Inhibition Of Superoxide Anion-mediated Impairment Of Endothelium By Treatment With Luteolin And Apigenin In Rat Mesenteric Artery

Background and purpose: Endothelial production of reactive oxygen species, especially superoxide anion is an important mechanism of vascular dysfunction in cardiovascular diseases. This study was designed (i) to test the hypothesis that the endothelium-derived hyperpolarizing factor (EDHF) and nitric oxide (NO) components of acetylcholine (Ach)-induced vasorelaxation and hyperpolarization of smooth muscle cell (SMC) are impaired following exposure to superoxide anion, and (ii) to further investigate the vasoprotection of total flavonoids of Flos Chrysanthemi (TFFC), and its main bioactive components, luteolin and apigenin at the vasoactive concentration, on impaired endothelial function.Experimental approaches: Rat mesenteric arterial rings were isolated for isometric force recording and electrophysiological studies. Perfusion pressure of mesenteric arterial bed was measured and visualization of superoxide production was detected with fluorescent dye dihydroethidium.
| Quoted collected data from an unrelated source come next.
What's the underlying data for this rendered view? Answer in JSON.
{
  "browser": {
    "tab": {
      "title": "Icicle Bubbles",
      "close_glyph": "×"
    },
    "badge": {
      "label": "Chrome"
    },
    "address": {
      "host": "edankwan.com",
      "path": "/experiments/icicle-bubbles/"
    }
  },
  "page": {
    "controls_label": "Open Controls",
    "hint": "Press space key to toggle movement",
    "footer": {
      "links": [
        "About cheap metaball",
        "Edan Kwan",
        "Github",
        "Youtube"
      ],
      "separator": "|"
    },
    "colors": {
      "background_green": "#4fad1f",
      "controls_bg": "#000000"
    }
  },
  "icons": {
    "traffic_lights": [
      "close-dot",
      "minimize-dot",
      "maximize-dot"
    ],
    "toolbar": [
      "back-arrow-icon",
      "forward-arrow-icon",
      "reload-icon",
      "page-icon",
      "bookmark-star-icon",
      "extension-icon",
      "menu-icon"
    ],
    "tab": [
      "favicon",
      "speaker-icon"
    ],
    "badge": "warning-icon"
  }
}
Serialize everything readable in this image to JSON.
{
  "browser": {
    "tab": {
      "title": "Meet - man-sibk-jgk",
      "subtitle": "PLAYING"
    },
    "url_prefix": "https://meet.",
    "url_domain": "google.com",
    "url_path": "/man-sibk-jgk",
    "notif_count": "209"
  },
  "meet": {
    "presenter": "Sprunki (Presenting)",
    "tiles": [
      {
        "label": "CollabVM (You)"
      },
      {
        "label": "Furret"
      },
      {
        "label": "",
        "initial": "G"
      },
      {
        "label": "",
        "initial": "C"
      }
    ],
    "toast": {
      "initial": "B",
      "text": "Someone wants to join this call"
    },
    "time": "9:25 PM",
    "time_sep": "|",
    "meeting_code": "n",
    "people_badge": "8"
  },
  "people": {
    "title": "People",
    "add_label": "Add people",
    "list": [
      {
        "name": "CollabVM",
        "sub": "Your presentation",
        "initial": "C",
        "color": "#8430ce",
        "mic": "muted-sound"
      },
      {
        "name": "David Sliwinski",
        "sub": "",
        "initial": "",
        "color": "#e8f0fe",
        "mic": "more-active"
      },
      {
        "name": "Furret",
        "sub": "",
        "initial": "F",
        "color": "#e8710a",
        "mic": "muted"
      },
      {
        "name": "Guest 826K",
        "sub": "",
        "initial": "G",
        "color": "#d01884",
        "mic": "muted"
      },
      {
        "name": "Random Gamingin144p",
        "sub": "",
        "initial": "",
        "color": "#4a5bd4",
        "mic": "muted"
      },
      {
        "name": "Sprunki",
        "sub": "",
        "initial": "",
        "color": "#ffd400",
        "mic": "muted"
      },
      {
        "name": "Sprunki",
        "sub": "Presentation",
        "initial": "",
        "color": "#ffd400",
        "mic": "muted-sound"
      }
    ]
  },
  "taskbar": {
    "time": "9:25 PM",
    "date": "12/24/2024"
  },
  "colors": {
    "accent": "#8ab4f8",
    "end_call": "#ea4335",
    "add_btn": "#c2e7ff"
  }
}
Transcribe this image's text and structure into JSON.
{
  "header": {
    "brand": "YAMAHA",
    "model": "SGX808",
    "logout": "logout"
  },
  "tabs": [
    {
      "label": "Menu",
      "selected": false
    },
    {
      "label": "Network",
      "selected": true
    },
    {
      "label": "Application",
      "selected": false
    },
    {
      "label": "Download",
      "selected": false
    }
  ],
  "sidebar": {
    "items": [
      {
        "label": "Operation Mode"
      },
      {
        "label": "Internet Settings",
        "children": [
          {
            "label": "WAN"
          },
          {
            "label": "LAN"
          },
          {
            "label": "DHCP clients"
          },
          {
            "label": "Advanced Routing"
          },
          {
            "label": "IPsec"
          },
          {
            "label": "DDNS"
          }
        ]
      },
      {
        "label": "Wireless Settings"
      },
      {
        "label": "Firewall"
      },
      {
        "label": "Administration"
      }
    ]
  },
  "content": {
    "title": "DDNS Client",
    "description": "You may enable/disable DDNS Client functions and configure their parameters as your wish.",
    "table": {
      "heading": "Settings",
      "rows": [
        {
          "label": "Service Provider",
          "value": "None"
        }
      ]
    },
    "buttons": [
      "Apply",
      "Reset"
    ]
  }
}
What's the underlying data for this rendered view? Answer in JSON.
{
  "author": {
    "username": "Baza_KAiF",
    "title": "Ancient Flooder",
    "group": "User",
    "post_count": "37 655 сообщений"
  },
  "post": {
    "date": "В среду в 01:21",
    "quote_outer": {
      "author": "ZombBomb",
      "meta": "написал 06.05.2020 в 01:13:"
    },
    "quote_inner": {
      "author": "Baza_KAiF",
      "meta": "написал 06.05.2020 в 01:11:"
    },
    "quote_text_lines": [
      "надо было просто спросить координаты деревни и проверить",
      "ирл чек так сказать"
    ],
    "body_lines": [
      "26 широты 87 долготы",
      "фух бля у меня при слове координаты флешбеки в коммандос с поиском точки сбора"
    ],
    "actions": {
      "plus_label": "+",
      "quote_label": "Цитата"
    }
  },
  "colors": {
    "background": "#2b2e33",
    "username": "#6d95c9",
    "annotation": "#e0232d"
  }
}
Key results: 300 μM pyrogallol significantly decreased the relaxation andhyperpolarization to ACh. Oral administration with TFFC significantly improved the decrease in perfusion pressure in the mesenteric arterial bed. Luteolin and apigenin both induced vasoprotection against loss of the EDHF and NO components of ACh-induced relaxation and attenuated the impairment of hyperpolarization to ACh. Oxidative fluorescent microtopography showed that either luteolin or apigenin significantly reduced the superoxide levels.Conclusions and implications: The results suggest that exposure to superoxide anion impairs ACh-induced relaxation and hyperpolarization of SMC in resistance arteries through the impairment of both EDHF- and NO-mediated relaxation. Luteolin and apigenin protect resistance arteries from injury by superoxide anion, implying that they may be effective in the therapy of vascular diseases associated with oxidative stress.